Policy Brief: Fighting Illicit Labor Practices and Protecting American Interests in Federal Procurement
Today, the United States government procures through complex, opaque global supply chains that source goods and services across multiple jurisdictions around the world, many of which may have limited local human rights protections or remedies for workers. Competition between bidders to be able to offer the “best value” contract at the lowest price with the quickest turnaround means that there is a strong incentive to source from jurisdictions with weaker protections or factories with lower wages and unsafe working conditions. These perverse incentives, combined with the lack of transparency surrounding the web of contractors, subcontractors, processing plants and factories that make up global supply chains mean that companies can more easily claim ignorance of human rights risks further down the chain.
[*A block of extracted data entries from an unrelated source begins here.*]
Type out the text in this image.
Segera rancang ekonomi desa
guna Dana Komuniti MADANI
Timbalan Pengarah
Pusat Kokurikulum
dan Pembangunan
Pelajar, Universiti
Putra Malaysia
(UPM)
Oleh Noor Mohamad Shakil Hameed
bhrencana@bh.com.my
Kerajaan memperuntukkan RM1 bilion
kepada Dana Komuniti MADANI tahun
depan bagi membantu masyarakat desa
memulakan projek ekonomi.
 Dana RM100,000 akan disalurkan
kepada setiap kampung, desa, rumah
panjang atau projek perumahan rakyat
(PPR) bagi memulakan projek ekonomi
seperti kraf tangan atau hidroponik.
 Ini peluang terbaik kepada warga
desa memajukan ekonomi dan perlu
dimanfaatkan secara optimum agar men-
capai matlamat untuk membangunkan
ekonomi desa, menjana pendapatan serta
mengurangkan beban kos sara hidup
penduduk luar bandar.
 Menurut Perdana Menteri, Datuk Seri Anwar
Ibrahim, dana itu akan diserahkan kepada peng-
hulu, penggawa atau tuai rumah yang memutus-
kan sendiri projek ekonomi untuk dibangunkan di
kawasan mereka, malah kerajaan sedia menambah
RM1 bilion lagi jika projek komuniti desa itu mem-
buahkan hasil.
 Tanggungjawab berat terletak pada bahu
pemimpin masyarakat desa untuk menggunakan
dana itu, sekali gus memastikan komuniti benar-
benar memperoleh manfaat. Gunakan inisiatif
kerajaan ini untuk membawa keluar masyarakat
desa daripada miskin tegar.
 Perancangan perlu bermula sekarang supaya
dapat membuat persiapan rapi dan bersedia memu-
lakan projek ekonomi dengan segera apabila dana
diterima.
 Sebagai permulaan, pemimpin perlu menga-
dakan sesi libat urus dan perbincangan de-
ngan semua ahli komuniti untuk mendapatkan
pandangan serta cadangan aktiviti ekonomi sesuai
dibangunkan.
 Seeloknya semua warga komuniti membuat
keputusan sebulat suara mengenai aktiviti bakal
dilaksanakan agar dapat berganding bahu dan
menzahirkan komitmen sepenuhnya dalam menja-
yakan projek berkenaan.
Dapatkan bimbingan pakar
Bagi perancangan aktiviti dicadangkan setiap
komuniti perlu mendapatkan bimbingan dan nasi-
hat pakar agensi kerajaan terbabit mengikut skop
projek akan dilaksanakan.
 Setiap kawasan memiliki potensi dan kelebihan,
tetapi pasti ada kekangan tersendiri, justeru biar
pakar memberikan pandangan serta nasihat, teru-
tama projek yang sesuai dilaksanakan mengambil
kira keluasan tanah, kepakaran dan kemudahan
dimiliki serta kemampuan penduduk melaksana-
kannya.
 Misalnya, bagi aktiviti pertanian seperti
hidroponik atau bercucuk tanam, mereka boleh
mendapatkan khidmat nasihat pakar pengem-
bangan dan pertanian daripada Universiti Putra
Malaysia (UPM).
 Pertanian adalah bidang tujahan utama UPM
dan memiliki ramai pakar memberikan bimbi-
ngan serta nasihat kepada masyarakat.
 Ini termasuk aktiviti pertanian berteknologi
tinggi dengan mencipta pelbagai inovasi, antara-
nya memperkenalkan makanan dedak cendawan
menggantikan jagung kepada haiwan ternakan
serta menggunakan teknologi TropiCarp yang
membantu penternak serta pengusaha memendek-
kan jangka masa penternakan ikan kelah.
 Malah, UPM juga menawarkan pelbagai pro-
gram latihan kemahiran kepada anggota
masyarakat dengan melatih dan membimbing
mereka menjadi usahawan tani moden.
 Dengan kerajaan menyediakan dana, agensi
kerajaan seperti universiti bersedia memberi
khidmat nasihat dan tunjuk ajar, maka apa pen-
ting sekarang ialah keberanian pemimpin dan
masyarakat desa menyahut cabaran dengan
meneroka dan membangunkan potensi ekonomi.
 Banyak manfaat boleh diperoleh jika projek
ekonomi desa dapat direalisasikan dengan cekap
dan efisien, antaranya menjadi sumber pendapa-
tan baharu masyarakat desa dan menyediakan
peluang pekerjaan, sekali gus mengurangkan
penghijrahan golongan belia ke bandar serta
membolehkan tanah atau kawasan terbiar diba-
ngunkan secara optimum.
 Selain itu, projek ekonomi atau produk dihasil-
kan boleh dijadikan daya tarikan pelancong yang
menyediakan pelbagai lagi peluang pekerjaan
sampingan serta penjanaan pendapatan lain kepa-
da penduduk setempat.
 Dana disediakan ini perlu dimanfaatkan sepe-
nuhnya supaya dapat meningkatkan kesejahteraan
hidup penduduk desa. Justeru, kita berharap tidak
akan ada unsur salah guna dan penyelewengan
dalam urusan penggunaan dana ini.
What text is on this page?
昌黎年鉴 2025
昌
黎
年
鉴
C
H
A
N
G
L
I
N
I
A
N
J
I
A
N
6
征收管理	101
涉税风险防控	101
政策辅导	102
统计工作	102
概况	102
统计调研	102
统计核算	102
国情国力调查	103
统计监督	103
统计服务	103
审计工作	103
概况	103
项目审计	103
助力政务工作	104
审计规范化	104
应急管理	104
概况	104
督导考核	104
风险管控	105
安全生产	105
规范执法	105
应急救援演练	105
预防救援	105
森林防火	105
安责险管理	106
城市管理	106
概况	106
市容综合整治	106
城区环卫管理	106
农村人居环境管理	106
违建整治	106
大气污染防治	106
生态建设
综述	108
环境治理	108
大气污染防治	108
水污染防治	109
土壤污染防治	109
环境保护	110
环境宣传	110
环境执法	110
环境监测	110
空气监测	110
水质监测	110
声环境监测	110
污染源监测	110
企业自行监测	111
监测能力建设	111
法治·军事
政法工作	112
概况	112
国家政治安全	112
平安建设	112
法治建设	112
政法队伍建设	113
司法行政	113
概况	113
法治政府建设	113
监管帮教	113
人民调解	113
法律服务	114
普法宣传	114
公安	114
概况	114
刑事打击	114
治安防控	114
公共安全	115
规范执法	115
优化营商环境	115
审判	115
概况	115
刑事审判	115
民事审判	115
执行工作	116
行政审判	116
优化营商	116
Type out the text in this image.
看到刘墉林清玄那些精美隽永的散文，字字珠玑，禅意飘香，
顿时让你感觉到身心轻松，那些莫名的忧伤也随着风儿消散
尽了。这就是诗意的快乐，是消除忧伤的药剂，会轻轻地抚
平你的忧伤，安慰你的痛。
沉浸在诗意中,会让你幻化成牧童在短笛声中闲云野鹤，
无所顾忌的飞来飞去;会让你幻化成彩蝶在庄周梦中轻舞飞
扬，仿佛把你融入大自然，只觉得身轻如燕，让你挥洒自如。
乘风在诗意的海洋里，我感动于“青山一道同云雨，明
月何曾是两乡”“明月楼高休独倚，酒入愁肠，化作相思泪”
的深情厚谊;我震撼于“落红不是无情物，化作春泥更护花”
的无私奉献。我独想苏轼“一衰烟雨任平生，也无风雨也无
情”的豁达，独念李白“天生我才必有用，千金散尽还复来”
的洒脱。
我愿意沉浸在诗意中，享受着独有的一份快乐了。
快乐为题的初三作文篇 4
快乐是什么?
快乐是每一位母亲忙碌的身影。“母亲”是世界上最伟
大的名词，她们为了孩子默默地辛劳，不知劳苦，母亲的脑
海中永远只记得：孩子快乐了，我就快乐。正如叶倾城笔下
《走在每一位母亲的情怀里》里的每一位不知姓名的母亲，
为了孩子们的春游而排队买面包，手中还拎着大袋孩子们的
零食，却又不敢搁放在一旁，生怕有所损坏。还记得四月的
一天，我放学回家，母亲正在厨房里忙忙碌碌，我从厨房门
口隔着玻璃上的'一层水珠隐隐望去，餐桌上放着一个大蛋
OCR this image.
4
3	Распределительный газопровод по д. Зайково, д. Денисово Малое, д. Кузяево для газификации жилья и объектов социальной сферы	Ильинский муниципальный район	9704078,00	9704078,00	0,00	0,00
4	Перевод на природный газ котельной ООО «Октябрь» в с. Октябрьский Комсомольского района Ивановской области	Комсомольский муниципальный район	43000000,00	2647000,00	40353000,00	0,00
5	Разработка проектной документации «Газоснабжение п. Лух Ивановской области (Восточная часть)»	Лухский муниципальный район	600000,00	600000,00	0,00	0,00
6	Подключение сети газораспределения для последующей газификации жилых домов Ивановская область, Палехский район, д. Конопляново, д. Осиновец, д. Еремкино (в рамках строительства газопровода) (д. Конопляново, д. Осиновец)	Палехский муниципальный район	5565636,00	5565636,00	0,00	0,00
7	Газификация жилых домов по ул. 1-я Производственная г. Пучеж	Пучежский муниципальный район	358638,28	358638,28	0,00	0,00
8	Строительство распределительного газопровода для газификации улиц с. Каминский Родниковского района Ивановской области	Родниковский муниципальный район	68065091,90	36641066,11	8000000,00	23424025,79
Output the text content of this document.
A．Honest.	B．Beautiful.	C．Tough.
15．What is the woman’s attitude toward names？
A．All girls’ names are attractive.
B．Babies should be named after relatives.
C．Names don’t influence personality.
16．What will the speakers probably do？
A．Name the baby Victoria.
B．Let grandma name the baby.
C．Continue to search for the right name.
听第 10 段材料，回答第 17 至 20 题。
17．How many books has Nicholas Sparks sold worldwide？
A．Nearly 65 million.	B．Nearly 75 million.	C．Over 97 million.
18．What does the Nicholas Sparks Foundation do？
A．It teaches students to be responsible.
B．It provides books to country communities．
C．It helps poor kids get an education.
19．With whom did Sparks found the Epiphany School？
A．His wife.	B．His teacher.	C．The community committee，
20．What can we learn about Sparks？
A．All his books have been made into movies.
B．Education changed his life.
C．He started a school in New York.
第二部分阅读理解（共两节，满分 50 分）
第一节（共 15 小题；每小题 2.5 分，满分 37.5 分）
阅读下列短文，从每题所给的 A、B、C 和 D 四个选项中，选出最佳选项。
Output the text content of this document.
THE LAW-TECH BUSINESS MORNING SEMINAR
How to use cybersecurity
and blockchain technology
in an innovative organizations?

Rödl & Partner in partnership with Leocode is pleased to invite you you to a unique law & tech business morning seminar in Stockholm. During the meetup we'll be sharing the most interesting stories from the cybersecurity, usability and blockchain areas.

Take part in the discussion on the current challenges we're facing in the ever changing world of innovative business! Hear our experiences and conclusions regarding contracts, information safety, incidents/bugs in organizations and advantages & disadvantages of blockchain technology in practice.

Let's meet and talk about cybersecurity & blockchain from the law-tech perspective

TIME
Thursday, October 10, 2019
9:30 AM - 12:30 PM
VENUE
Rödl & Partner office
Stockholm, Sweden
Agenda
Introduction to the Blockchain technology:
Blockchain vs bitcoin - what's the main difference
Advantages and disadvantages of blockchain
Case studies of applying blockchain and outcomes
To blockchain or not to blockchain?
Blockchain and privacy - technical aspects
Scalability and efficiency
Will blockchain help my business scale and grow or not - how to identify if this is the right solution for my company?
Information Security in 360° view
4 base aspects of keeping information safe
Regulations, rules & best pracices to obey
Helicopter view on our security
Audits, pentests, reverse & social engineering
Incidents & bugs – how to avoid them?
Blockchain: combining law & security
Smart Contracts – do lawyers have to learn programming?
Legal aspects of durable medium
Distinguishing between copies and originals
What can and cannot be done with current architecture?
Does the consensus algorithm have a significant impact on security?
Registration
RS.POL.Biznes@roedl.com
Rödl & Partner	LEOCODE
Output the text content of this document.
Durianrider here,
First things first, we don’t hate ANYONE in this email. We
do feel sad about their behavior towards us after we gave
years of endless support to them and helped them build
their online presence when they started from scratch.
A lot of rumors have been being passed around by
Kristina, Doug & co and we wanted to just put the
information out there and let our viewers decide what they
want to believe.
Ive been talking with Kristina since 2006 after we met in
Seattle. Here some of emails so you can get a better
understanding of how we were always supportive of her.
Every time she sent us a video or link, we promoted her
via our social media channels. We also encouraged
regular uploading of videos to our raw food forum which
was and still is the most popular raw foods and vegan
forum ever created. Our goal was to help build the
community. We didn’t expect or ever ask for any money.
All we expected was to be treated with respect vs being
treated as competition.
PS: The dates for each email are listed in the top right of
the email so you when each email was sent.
This puts law-abiding businesses and U.S. workers at a competitive disadvantage when it comes to securing government contracts and allows abuses like forced labor to flourish in U.S. government supply chains, ultimately making our supply chains less stable and posing serious threats to U.S. economic and national security. Investigations by independent journalists have already found that at least some of U.S. seafood spending for school lunches and the military has gone to importers sourcing from Uyghur forced labor, but considering the prevalence of forced labor across industries, it is likely that this is just the tip of the iceberg.
But as the largest single purchaser in the global economy, the U.S. government is uniquely positioned to leverage its purchasing power to secure its supply chains and drive significant changes in the ways that goods are sourced and produced globally. On April 15, 2025, President Donald Trump issued an Executive Order entitled “Restoring Common Sense to Federal Procurement,” directing the FAR Council to amend the Federal Acquisition Regulation (FAR) to ensure that it contains only provisions required by statute or that are otherwise necessary to “support simplicity and usability, strengthen the efficacy of the procurement system, or protect economic or national security interests.”
This brief argues that as the FAR Council aims to bring the Federal Acquisition Regulation more in line with the administration’s priorities it must ensure that provisions like the human trafficking and forced child labor prohibitions remain in the FAR in order to protect law-abiding U.S. businesses from unfair competition, secure U.S. supply chains, and ensure U.S. taxpayer dollars are not funding egregious abuses around the world. This administration also has the opportunity to further strengthen the FAR’s efficacy in a variety of ways, including lowering supply chain risks by strengthening transparency, instituting more effective monitoring and enforcement mechanisms, and strengthening protections for U.S. law-abiding businesses and their workers from unfair competition.